Avukat Hamada Hanchiri, Amdouni’nin Tunus şehir merkezindeki 7. karakolu perişan bir şekilde terk ettikten sonra 27 Şubat günü saat 20:00’da polis tarafından gözaltına alındığını söyledi. Hanchiri, karakoldaki polislerin, Amdouni’nin polis memurları tarafından sokakta ve internet üzerinden defalarca tacize maruz bırakılmasına ilişkin şikayetini işleme almadıklarını söyledi. Daha sonra karakoldaki polis memurlarının varsayılan cinsel yönelimi ve cinsiyet kimliği nedeniyle onu taciz etmeye devam ettiğini belirtti. Hanchiri, Amdouni’nin istasyonun dışındaki sokakta bağırmaya başladığını ve Tunus polis sistemine küfrettiğini bildirdi.

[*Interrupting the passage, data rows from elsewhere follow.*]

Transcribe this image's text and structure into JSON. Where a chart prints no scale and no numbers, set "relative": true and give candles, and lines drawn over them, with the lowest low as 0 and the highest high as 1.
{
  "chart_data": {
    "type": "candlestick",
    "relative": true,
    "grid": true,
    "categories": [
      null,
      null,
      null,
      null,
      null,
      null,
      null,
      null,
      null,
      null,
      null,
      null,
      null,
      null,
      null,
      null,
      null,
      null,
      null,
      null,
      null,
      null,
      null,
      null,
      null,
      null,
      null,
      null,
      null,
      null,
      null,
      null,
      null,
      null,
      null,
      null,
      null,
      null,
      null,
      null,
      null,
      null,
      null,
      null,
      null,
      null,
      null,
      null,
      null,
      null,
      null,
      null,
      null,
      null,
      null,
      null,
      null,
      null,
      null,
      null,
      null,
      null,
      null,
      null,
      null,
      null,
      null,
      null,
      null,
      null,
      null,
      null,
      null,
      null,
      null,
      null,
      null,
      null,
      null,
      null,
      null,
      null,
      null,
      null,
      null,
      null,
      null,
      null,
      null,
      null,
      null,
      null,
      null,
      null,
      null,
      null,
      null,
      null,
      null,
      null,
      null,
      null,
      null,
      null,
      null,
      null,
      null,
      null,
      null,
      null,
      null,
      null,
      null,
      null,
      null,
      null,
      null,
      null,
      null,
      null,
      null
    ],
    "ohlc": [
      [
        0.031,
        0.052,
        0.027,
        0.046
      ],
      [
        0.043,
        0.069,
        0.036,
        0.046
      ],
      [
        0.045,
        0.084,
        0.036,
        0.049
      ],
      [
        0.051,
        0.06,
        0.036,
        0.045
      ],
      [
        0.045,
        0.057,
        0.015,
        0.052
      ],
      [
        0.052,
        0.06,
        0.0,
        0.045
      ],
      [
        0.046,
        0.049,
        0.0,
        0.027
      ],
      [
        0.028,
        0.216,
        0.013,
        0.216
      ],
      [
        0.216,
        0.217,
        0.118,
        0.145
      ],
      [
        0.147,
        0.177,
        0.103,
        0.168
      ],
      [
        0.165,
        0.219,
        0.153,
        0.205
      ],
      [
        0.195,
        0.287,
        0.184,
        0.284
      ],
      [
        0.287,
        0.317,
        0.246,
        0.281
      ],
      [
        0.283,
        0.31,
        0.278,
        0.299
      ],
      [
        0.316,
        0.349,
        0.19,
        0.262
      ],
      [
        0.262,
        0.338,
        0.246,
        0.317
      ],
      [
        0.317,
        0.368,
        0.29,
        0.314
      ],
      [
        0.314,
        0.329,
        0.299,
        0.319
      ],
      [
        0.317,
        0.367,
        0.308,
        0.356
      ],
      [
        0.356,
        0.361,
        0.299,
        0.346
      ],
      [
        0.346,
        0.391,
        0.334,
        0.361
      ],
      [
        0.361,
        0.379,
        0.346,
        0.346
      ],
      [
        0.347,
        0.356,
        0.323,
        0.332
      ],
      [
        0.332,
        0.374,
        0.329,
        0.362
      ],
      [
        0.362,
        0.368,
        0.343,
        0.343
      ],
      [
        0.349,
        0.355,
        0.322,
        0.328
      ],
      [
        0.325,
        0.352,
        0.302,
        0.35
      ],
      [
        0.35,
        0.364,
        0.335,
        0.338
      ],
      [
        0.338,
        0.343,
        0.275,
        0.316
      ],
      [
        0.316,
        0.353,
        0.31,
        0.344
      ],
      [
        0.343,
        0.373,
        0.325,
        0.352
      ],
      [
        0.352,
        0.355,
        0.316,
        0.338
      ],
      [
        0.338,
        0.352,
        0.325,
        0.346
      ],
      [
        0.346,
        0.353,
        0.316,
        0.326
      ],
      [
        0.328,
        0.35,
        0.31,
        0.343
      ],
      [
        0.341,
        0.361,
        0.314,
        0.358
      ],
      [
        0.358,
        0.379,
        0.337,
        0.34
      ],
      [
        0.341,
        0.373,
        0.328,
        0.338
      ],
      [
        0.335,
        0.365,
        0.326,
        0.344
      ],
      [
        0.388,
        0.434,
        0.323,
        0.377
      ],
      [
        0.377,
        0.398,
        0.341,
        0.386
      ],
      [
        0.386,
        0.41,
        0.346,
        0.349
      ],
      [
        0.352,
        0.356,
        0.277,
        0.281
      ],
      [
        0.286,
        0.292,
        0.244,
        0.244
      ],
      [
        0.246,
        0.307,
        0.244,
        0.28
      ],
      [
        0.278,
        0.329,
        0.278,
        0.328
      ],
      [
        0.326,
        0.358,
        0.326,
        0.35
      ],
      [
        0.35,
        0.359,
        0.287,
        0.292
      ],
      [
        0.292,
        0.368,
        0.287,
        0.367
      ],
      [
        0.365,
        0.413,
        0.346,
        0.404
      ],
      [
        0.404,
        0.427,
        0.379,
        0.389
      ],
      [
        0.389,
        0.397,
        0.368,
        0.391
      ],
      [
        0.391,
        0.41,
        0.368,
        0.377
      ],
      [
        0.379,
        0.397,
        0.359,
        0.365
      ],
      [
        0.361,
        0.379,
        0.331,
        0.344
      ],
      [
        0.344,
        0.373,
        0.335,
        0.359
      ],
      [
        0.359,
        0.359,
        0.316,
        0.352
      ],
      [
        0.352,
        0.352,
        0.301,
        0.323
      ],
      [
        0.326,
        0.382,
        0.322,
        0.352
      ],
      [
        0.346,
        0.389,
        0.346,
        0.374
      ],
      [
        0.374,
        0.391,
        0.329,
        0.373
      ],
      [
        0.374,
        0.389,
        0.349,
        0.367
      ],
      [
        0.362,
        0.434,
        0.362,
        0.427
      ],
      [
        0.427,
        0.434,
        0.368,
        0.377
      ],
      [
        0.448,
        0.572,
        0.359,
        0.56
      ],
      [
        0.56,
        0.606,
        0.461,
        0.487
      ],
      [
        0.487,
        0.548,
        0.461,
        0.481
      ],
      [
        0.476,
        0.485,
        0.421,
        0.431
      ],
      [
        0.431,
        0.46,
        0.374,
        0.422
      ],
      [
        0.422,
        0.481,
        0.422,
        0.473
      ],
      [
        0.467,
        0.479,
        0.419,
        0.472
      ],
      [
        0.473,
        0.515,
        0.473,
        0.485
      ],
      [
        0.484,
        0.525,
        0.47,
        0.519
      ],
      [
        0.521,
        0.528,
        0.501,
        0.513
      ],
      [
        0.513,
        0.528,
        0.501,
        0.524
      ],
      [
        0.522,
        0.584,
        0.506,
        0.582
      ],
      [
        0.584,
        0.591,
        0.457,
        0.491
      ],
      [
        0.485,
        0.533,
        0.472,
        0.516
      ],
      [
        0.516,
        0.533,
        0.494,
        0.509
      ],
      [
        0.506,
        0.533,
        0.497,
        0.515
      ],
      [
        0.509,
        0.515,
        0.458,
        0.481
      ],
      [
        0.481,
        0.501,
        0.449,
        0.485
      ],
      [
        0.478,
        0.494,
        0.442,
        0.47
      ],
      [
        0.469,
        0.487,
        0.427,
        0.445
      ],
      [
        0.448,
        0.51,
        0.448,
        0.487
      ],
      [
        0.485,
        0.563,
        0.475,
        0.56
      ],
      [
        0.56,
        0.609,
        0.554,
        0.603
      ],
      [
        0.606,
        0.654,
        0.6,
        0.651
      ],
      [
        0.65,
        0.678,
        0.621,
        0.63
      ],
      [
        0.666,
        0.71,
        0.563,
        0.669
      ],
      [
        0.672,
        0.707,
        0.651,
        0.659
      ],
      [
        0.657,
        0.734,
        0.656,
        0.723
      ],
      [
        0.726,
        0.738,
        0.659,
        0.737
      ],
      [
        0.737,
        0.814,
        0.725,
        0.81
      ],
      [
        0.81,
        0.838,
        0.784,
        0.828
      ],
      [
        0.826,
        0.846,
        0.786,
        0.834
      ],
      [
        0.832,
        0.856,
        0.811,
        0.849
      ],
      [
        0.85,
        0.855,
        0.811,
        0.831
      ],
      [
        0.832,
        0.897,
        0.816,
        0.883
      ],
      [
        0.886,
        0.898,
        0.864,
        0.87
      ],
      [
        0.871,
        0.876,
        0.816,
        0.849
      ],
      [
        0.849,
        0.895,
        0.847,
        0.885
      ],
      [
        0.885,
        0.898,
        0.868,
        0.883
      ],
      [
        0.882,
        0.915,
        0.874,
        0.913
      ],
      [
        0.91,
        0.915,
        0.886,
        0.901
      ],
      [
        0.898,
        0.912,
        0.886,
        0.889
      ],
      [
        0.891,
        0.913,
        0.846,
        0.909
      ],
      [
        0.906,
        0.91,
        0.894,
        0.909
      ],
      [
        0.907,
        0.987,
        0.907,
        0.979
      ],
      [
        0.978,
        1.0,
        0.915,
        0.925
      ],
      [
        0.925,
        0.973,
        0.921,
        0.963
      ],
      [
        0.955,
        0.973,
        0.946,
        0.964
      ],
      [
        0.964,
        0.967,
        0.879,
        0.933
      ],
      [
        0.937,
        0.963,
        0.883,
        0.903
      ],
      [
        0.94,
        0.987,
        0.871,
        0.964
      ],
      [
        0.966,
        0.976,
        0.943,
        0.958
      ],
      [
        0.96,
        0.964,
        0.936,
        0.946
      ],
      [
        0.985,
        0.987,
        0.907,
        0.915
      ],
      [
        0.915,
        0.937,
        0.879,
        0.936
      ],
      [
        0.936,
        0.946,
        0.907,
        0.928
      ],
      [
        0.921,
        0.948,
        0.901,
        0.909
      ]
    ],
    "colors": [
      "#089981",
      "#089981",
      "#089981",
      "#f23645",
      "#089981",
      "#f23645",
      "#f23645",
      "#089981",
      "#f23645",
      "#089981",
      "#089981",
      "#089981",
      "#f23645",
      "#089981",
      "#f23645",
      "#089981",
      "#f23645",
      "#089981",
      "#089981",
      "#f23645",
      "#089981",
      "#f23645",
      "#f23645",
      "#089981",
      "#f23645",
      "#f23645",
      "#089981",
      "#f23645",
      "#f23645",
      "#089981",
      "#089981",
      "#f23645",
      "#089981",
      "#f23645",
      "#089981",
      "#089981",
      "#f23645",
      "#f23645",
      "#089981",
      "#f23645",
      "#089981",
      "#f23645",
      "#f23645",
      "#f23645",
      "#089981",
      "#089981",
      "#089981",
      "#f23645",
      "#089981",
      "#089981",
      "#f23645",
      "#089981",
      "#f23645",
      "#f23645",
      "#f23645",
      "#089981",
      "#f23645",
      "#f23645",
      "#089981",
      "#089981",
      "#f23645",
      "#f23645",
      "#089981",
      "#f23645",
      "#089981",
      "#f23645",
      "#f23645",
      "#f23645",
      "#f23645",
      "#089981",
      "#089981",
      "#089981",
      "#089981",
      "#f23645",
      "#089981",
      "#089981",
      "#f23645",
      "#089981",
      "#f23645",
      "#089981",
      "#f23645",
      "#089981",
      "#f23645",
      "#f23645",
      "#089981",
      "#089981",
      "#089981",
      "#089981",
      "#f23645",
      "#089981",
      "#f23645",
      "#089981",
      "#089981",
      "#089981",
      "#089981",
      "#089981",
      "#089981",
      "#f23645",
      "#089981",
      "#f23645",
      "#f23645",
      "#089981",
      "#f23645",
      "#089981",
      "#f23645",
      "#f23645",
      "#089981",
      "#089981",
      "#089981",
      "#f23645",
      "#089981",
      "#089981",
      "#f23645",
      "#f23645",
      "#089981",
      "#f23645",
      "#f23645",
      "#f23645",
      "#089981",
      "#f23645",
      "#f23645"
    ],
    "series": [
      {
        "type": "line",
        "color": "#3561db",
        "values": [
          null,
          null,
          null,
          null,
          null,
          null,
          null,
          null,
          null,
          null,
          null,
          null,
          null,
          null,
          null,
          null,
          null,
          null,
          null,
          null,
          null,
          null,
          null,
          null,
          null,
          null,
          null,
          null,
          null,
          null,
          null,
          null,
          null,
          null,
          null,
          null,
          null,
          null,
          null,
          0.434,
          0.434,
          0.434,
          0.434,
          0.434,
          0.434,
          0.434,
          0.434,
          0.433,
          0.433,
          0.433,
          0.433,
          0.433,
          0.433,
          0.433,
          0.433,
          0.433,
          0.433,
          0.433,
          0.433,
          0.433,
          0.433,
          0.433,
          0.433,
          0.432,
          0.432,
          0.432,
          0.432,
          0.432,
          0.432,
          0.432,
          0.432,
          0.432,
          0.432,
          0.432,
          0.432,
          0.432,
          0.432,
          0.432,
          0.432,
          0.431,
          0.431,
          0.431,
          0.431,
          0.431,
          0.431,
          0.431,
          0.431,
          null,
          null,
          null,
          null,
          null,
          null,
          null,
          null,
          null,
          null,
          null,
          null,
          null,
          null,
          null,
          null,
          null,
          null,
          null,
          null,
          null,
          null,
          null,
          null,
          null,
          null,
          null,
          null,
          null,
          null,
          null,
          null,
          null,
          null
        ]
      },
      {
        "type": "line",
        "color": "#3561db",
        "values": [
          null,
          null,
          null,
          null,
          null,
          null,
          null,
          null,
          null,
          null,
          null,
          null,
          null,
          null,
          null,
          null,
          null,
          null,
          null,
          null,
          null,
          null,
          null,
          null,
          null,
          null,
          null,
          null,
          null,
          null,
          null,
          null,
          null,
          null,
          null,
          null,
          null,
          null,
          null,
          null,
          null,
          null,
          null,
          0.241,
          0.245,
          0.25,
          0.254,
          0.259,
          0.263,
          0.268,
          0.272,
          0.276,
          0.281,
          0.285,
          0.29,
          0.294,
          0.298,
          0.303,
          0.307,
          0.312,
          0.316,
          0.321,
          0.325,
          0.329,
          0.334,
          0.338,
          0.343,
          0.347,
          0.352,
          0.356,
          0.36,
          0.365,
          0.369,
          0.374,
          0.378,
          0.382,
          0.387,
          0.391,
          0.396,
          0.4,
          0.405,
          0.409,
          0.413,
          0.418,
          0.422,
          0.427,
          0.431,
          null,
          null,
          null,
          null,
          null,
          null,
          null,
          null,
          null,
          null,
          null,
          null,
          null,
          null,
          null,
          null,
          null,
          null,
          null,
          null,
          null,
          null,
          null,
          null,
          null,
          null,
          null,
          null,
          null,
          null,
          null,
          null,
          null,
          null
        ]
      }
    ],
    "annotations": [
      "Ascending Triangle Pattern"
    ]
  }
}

İnsan Hakları İzleme Örgütü’nün lezbiyen, gey, biseksüel ve trans (LGBT) hakları araştırmacısı Rasha Younes, “Amdouni’nin şikayetine polisin tepkisi onu koruma altına alınmaktan alıkoyuyor ve halkın kolluk kuvvetlerine ve Tunus adalet sistemine olan güvenini zayıflatıyor. Tunuslu yetkililer, Amdouni’yi tutuklayıp cezalandırarak, ayrımcılık mağdurlarına gidecek hiçbir yerleri olmadığına ve yapacakları herhangi bir itirazın kendilerini hapishaneye götürebileceğine dair korkunç bir mesaj gönderiyorlar. ” dedi.

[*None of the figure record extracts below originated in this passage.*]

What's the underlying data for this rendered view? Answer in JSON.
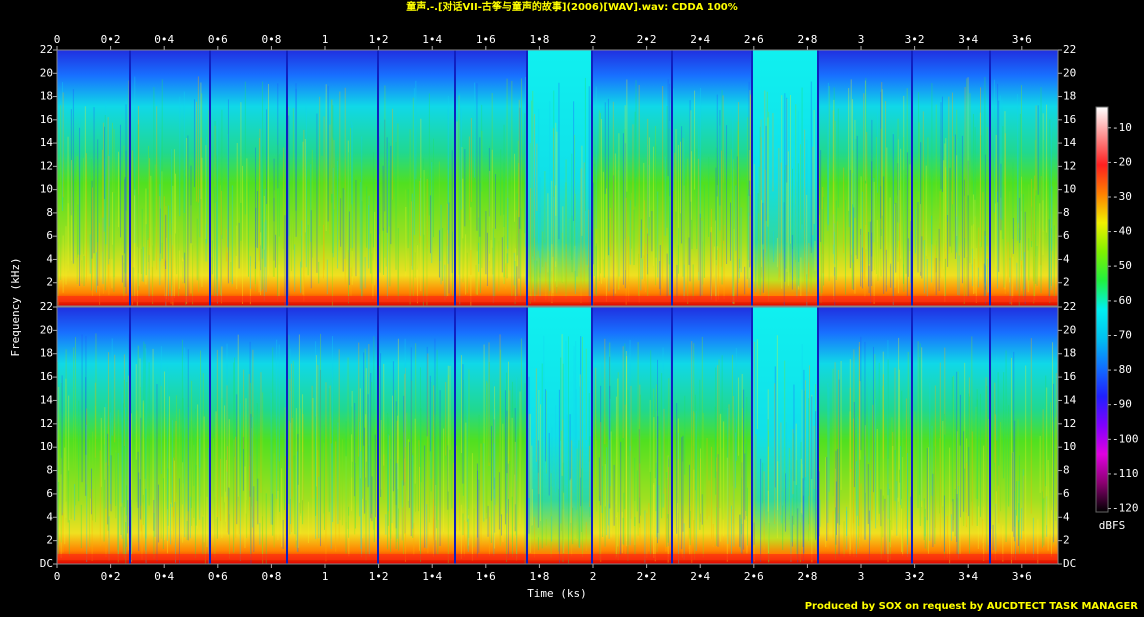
{
  "chart_data": {
    "type": "spectrogram",
    "title": "童声.-.[对话VII-古筝与童声的故事](2006)[WAV].wav: CDDA 100%",
    "xlabel": "Time (ks)",
    "ylabel": "Frequency (kHz)",
    "xlim": [
      0,
      3.735
    ],
    "xticks": [
      0,
      {
        "value": 0.2,
        "label": "0•2"
      },
      {
        "value": 0.4,
        "label": "0•4"
      },
      {
        "value": 0.6,
        "label": "0•6"
      },
      {
        "value": 0.8,
        "label": "0•8"
      },
      1,
      {
        "value": 1.2,
        "label": "1•2"
      },
      {
        "value": 1.4,
        "label": "1•4"
      },
      {
        "value": 1.6,
        "label": "1•6"
      },
      {
        "value": 1.8,
        "label": "1•8"
      },
      2,
      {
        "value": 2.2,
        "label": "2•2"
      },
      {
        "value": 2.4,
        "label": "2•4"
      },
      {
        "value": 2.6,
        "label": "2•6"
      },
      {
        "value": 2.8,
        "label": "2•8"
      },
      3,
      {
        "value": 3.2,
        "label": "3•2"
      },
      {
        "value": 3.4,
        "label": "3•4"
      },
      {
        "value": 3.6,
        "label": "3•6"
      }
    ],
    "panels": [
      {
        "ylim": [
          0,
          22
        ],
        "yticks": [
          2,
          4,
          6,
          8,
          10,
          12,
          14,
          16,
          18,
          20,
          22
        ]
      },
      {
        "ylim": [
          0,
          22
        ],
        "yticks": [
          {
            "value": 0,
            "label": "DC"
          },
          2,
          4,
          6,
          8,
          10,
          12,
          14,
          16,
          18,
          20,
          22
        ]
      }
    ],
    "colorbar": {
      "label": "dBFS",
      "lim": [
        -121,
        -4
      ],
      "ticks": [
        -10,
        -20,
        -30,
        -40,
        -50,
        -60,
        -70,
        -80,
        -90,
        -100,
        -110,
        -120
      ],
      "colors": [
        "#000000",
        "#8a0070",
        "#e000e0",
        "#8000ff",
        "#2020ff",
        "#1070ff",
        "#00c0f0",
        "#00f0f0",
        "#20f040",
        "#80f000",
        "#f0f000",
        "#ff8000",
        "#ff2020",
        "#ff9090",
        "#ffffff"
      ]
    }
  },
  "footer": "Produced by SOX on request by AUCDTECT TASK MANAGER"
}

Hanchiri, 1 Mart’ta Tunus İlk Derece Mahkemesi savcısının Amdouni’nin karakol önündeki davranışına dayanarak “görev başındaki bir kamu görevlisine hakaret etmek” ve Ceza Kanunu madde 125 “utanç ve huzursuzluğa neden olmak” ve “bariz sarhoşluk” hükümleri uyarınca bir yıla kadar hapis cezasına çarptırılması için mütalaa verdiğini söyledi. 4 Mart’ta Tunus’un güneybatısındaki Montfleury’deki Kanton Mahkemesi, Amdouni’yi tüm suçlamalardan suçlu buldu ve onu altı ay hapis ve 18 Tunus dinarı (6,50 dolar) para cezasına çarptırdı. Avukat 5 Mart’ta karara karşı itiraz yoluna başvurdu.

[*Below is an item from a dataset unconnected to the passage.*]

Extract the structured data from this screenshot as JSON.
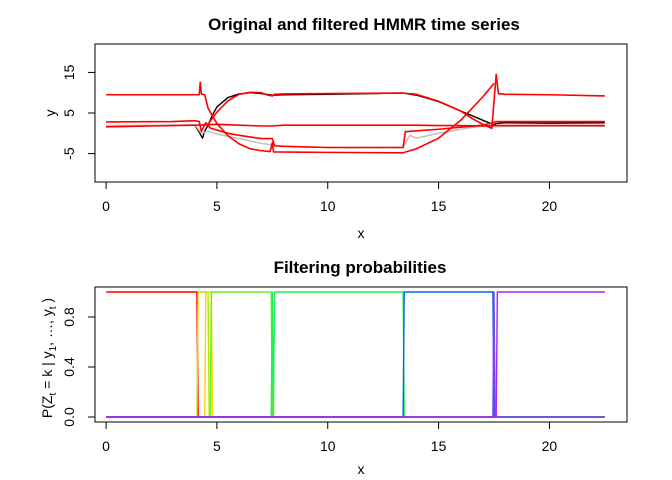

Tunus merkezli bir LGBT hakları grubu olan Damj Derneği adına Amdouni’nin savunmasını üstlenen Hanchiri, Amdouni’nin karakolda ya da sokakta bir polis memurunu hedef aldığına veya sarhoş olduğuna dair dava dosyasında hiçbir kanıt bulunmadığını belirtti. Hanchiri dava dosyasında, Amdouni’nin “huzur bozucu davranışlarda bulunmasının” ve polis merkezinin dışında bağırarak ve küfür ederek “polis onurunu zedelemesinin” hükme gerekçe olarak gösterildiğini söyledi.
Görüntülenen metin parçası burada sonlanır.